If you want the original manuals, CDs, full license etc., here they are.
http://www.amazon.com/Microsoft-MASM-6-11/dp/B0003VWOUA/ref=sr_1_cc_2?s=digital-text&ie=UTF8&qid=1318820787&sr=1-2-catcorr
It's a crime to be selling those items, they should be arrested and strung up by the gooneys...... :naughty:
I've had my copy for 21 years and will never sell it, stiffy (floppy) disks and all... :U
Actually what's the data guarantee time on a magnetic disk.. isn't it somewhere around 15 years maybe, in ideal storage conditions ??
:8)
I still have my MASM 6.00 disks and manuals but I doubt the floppies still work. I have had it archived for many years so if I could think of a reason to play in DOS (which I can't) I have the early version. I also have the complete 6.11 and its about as useful as 6.00. :bg
I guess I should hold on to my MS-DOS 5.0 thats sealed in unbroken plastic cellophane. Might be worth something someday, or perhaps to be placed in some museum. :bg
(http://www.quickersoft.com/pictures/dos5.jpg)
i threw a bunch of those out, Bill :lol
what i do have, that i like to keep - the IBM books in boxes
MS DOS Technical Reference Manual - i forget which version - 3.something
BASIC 3.something
IBM XT Technical Reference Manual
IBM AT Technical Reference Manual
the last 2 have schematics and BIOS code listings :bg
Heck it was only 20 years ago that MS-DOS 5.0 in June 1991 having some 50 million users came out and as I recall was the version that effectively killed DR-DOS. :bg
I don't know Dave maybe you should have held on to them buddy, especially if they were still in there unbroken cellophane? They seem to be a big item on eBay.
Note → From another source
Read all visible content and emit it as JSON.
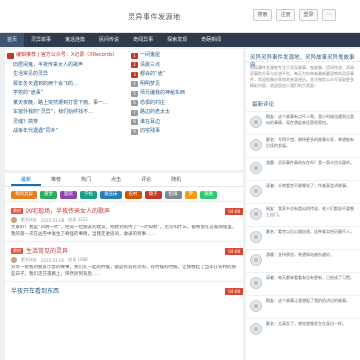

http://www.ebay.com/itm/Microsoft-MS-DOS-5-0-SEALED-AND-BRAND-NEW-Rare-/180734061568?pt=LH_DefaultDomain_0&hash=item2a1496ec00#ht_500wt_1180
I've still got DOS 5 on three 3.5" 720K floppies, OEM from Commodore of all people.
Also have MASM6, three 5.25" 360K floppies and the 832 page Programmer's Guide.
I still have the floppies for my long gone Microbee, Z80 CPU and CP/M 2.2
That's how I learned asm, with a program called EDASM, sort of like debug.
i did some work for this company back in the 80's
we made systems for public schools
it included all the stuff for AV, fire alarm, security alarm, CCTV, phone - it tied the whole thing together
had things like a video "bulletin board" - and teachers could dial the AV room and use the DTMF to operate their VCR :P
anyways - i wrote part of the OS for this thing
what i did was, i used MSDOS.SYS and IO.SYS from MS DOS, but replaced COMMAND.COM and everything else with our stuff
so - with each system we sold, we charged them for a copy of MS DOS (~$75 i think it was)
at the end of the day, we had all these copies of DOS - floppies and books - unopened
some time after windows 95 came out, i tossed them all out because they were pretty much useless - lol
Actually I like having the printed manuals etc. in the original box. If for nothing else, for the nostalgia.